Crocodile Smile – Part 1

I once heard it said that one can never truly know what it means to live until one has faced certain death. As I lay here in this hospital bed recovering from exposure and exhaustion I find myself inclined to agree.

Two weeks ago I set out on a photo expedition of Central America. It had long been a dream of mine to capture images of the amazing wild life in that part of the world and at last the various requirements for such a journey were realized and I was on my way.

I have been a long time avid birder and wanted to capture images of the Macaws and Quetzals to be found throughout Central America, most especially in Guatemala and Costa Rica.

So it was that I found myself on a flight to San Jose. It was early spring and I had hoped the weather would not be too warm but it was in the mid 90’s at barely 10 A.M. when I arrived. Resigning myself to the heat I set about finding the best way to make my way to Corcovado National Park on the southwest Pacific coast where I had decided to start my adventure.

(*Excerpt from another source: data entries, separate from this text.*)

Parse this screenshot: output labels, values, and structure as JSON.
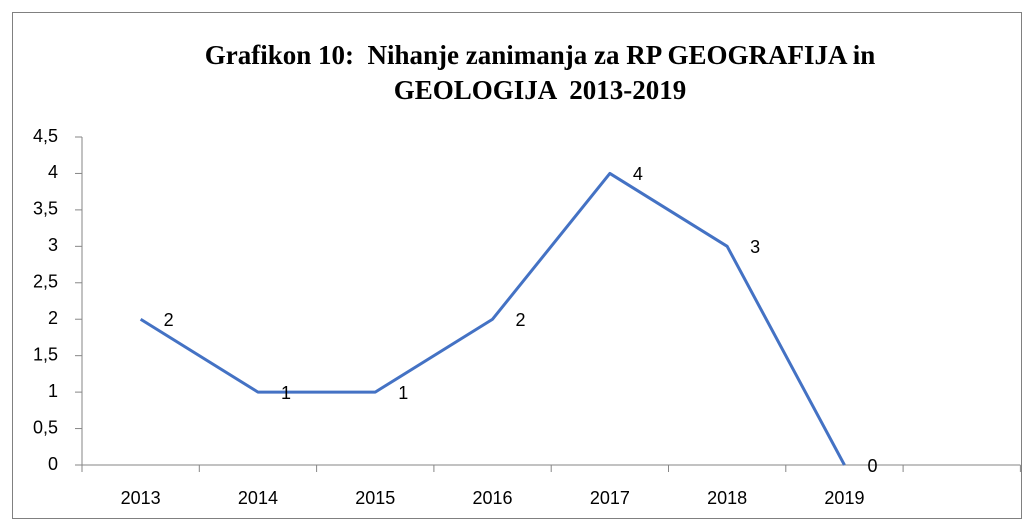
{
  "chart_data": {
    "type": "line",
    "title": "Grafikon 10:  Nihanje zanimanja za RP GEOGRAFIJA in GEOLOGIJA  2013-2019",
    "categories": [
      "2013",
      "2014",
      "2015",
      "2016",
      "2017",
      "2018",
      "2019",
      null
    ],
    "series": [
      {
        "name": null,
        "color": "#4472c4",
        "values": [
          2,
          1,
          1,
          2,
          4,
          3,
          0,
          null
        ]
      }
    ],
    "ylim": [
      0,
      4.5
    ],
    "yticks": [
      0,
      {
        "value": 0.5,
        "label": "0,5"
      },
      1,
      {
        "value": 1.5,
        "label": "1,5"
      },
      2,
      {
        "value": 2.5,
        "label": "2,5"
      },
      3,
      {
        "value": 3.5,
        "label": "3,5"
      },
      4,
      {
        "value": 4.5,
        "label": "4,5"
      }
    ],
    "grid": false,
    "data_labels": true
  }
}
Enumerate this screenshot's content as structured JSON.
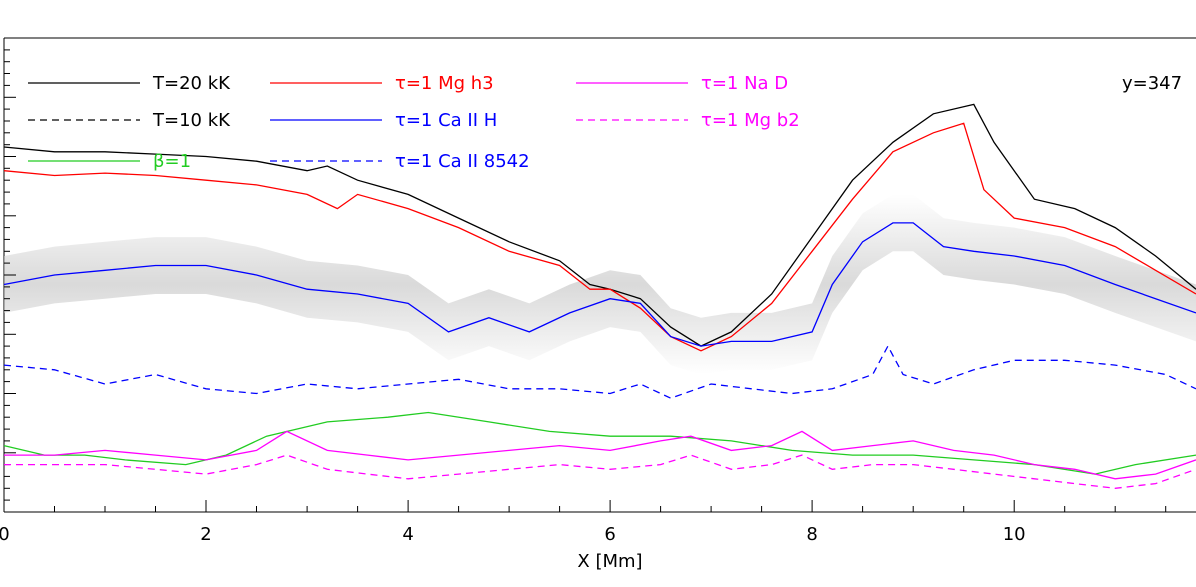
{
  "chart_data": {
    "type": "line",
    "title": "",
    "xlabel": "X [Mm]",
    "ylabel": "",
    "xlim": [
      0,
      11.8
    ],
    "ylim": [
      0,
      1
    ],
    "x_ticks": [
      "0",
      "2",
      "4",
      "6",
      "8",
      "10"
    ],
    "x_tick_values": [
      0,
      2,
      4,
      6,
      8,
      10
    ],
    "annotation": "y=347",
    "legend": [
      {
        "label": "T=20 kK",
        "color": "#000000",
        "dash": "solid"
      },
      {
        "label": "T=10 kK",
        "color": "#000000",
        "dash": "dashed"
      },
      {
        "label": "β=1",
        "color": "#22cc22",
        "dash": "solid"
      },
      {
        "label": "τ=1 Mg h3",
        "color": "#ff0000",
        "dash": "solid"
      },
      {
        "label": "τ=1 Ca II H",
        "color": "#0000ff",
        "dash": "solid"
      },
      {
        "label": "τ=1 Ca II 8542",
        "color": "#0000ff",
        "dash": "dashed"
      },
      {
        "label": "τ=1 Na D",
        "color": "#ff00ff",
        "dash": "solid"
      },
      {
        "label": "τ=1 Mg b2",
        "color": "#ff00ff",
        "dash": "dashed"
      }
    ],
    "series": [
      {
        "name": "T=20 kK",
        "color": "#000000",
        "dash": "solid",
        "x": [
          0,
          0.5,
          1,
          1.5,
          2,
          2.5,
          3,
          3.2,
          3.5,
          4,
          4.5,
          5,
          5.5,
          5.8,
          6,
          6.3,
          6.6,
          6.9,
          7.2,
          7.6,
          8,
          8.4,
          8.8,
          9.2,
          9.6,
          9.8,
          10.2,
          10.6,
          11,
          11.4,
          11.8
        ],
        "y": [
          0.77,
          0.76,
          0.76,
          0.755,
          0.75,
          0.74,
          0.72,
          0.73,
          0.7,
          0.67,
          0.62,
          0.57,
          0.53,
          0.48,
          0.47,
          0.45,
          0.39,
          0.35,
          0.38,
          0.46,
          0.58,
          0.7,
          0.78,
          0.84,
          0.86,
          0.78,
          0.66,
          0.64,
          0.6,
          0.54,
          0.47
        ]
      },
      {
        "name": "τ=1 Mg h3",
        "color": "#ff0000",
        "dash": "solid",
        "x": [
          0,
          0.5,
          1,
          1.5,
          2,
          2.5,
          3,
          3.3,
          3.5,
          4,
          4.5,
          5,
          5.5,
          5.8,
          6,
          6.3,
          6.6,
          6.9,
          7.2,
          7.6,
          8,
          8.4,
          8.8,
          9.2,
          9.5,
          9.7,
          10,
          10.5,
          11,
          11.4,
          11.8
        ],
        "y": [
          0.72,
          0.71,
          0.715,
          0.71,
          0.7,
          0.69,
          0.67,
          0.64,
          0.67,
          0.64,
          0.6,
          0.55,
          0.52,
          0.47,
          0.47,
          0.43,
          0.37,
          0.34,
          0.37,
          0.44,
          0.55,
          0.66,
          0.76,
          0.8,
          0.82,
          0.68,
          0.62,
          0.6,
          0.56,
          0.51,
          0.46
        ]
      },
      {
        "name": "τ=1 Ca II H",
        "color": "#0000ff",
        "dash": "solid",
        "x": [
          0,
          0.5,
          1,
          1.5,
          2,
          2.5,
          3,
          3.5,
          4,
          4.4,
          4.8,
          5.2,
          5.6,
          6,
          6.3,
          6.6,
          6.9,
          7.2,
          7.6,
          8,
          8.2,
          8.5,
          8.8,
          9,
          9.3,
          9.6,
          10,
          10.5,
          11,
          11.4,
          11.8
        ],
        "y": [
          0.48,
          0.5,
          0.51,
          0.52,
          0.52,
          0.5,
          0.47,
          0.46,
          0.44,
          0.38,
          0.41,
          0.38,
          0.42,
          0.45,
          0.44,
          0.37,
          0.35,
          0.36,
          0.36,
          0.38,
          0.48,
          0.57,
          0.61,
          0.61,
          0.56,
          0.55,
          0.54,
          0.52,
          0.48,
          0.45,
          0.42
        ]
      },
      {
        "name": "τ=1 Ca II 8542",
        "color": "#0000ff",
        "dash": "dashed",
        "x": [
          0,
          0.5,
          1,
          1.5,
          2,
          2.5,
          3,
          3.5,
          4,
          4.5,
          5,
          5.5,
          6,
          6.3,
          6.6,
          7,
          7.4,
          7.8,
          8.2,
          8.6,
          8.75,
          8.9,
          9.2,
          9.6,
          10,
          10.5,
          11,
          11.5,
          11.8
        ],
        "y": [
          0.31,
          0.3,
          0.27,
          0.29,
          0.26,
          0.25,
          0.27,
          0.26,
          0.27,
          0.28,
          0.26,
          0.26,
          0.25,
          0.27,
          0.24,
          0.27,
          0.26,
          0.25,
          0.26,
          0.29,
          0.35,
          0.29,
          0.27,
          0.3,
          0.32,
          0.32,
          0.31,
          0.29,
          0.26
        ]
      },
      {
        "name": "β=1",
        "color": "#22cc22",
        "dash": "solid",
        "x": [
          0,
          0.4,
          0.8,
          1.2,
          1.8,
          2.2,
          2.6,
          3.2,
          3.8,
          4.2,
          4.8,
          5.4,
          6,
          6.6,
          7.2,
          7.8,
          8.4,
          9,
          9.6,
          10.2,
          10.8,
          11.2,
          11.8
        ],
        "y": [
          0.14,
          0.12,
          0.12,
          0.11,
          0.1,
          0.12,
          0.16,
          0.19,
          0.2,
          0.21,
          0.19,
          0.17,
          0.16,
          0.16,
          0.15,
          0.13,
          0.12,
          0.12,
          0.11,
          0.1,
          0.08,
          0.1,
          0.12
        ]
      },
      {
        "name": "τ=1 Na D",
        "color": "#ff00ff",
        "dash": "solid",
        "x": [
          0,
          0.5,
          1,
          1.5,
          2,
          2.5,
          2.8,
          3.2,
          3.6,
          4,
          4.5,
          5,
          5.5,
          6,
          6.5,
          6.8,
          7.2,
          7.6,
          7.9,
          8.2,
          8.6,
          9,
          9.4,
          9.8,
          10.2,
          10.6,
          11,
          11.4,
          11.8
        ],
        "y": [
          0.12,
          0.12,
          0.13,
          0.12,
          0.11,
          0.13,
          0.17,
          0.13,
          0.12,
          0.11,
          0.12,
          0.13,
          0.14,
          0.13,
          0.15,
          0.16,
          0.13,
          0.14,
          0.17,
          0.13,
          0.14,
          0.15,
          0.13,
          0.12,
          0.1,
          0.09,
          0.07,
          0.08,
          0.11
        ]
      },
      {
        "name": "τ=1 Mg b2",
        "color": "#ff00ff",
        "dash": "dashed",
        "x": [
          0,
          0.5,
          1,
          1.5,
          2,
          2.5,
          2.8,
          3.2,
          3.6,
          4,
          4.5,
          5,
          5.5,
          6,
          6.5,
          6.8,
          7.2,
          7.6,
          7.9,
          8.2,
          8.6,
          9,
          9.4,
          9.8,
          10.2,
          10.6,
          11,
          11.4,
          11.8
        ],
        "y": [
          0.1,
          0.1,
          0.1,
          0.09,
          0.08,
          0.1,
          0.12,
          0.09,
          0.08,
          0.07,
          0.08,
          0.09,
          0.1,
          0.09,
          0.1,
          0.12,
          0.09,
          0.1,
          0.12,
          0.09,
          0.1,
          0.1,
          0.09,
          0.08,
          0.07,
          0.06,
          0.05,
          0.06,
          0.09
        ]
      }
    ]
  }
}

I decided to take one of the Chicken Buses to soak up some local colour. Chicken buses are old U.S. school buses that are painted in bright colours and given fanciful names by their owner-operators. It is common for people transporting small livestock to board the buses for a ride from one town to another, thus the name.

It was a long sweltering ride; the buses have no air conditioning save the lack of windows, which is to say they are not cool at all. I passed the time taking photos of the native women walking along the road with their impossibly large baskets of fruit and vegetables balanced on their heads.

I arrived at a town just outside the park and found a room for the night. It was too late in the day to begin my trek into the forest and I wanted to arrange my gear for the days ahead.

I was carrying an outsized backpack that contained all my camera gear, foodstuffs, clothing and camping gear. I managed to get reasonable sleep and the next morning I wandered the streets negotiating with independent taxis to take me to the park entrance.

It was a half hour ride and I arrived early before the heat of the day set in and began my trek armed with an official government map of the park. I had enquired about the likely areas to get the photos I was after and knew I would have a bit of a climb into the mountains.

I decided to go by way of Corcovado Lake as it was between two ranger stations and I wanted to be on the safe side since I was travelling alone. I reached the far northern edge of the lake in the late afternoon. I was exhausted and sweating profusely. My pack was heavier than I had allowed myself to think. I decided that it would be prudent to call a halt for the day. I had seen some amazing wildlife along the way and as it was now the golden hour for photography I set up a makeshift camp under a large tree near the edge of the lake and set about taking photos.

I was struck by the isolation of the spot I had chosen. I hadn’t seen any other hikers for more than an hour and had the place to myself. I began walking along the water’s edge taking photos. It looked like I could expect a brilliant sunset and I was looking forward to it.

Several minutes later my adventure turned into a nightmare.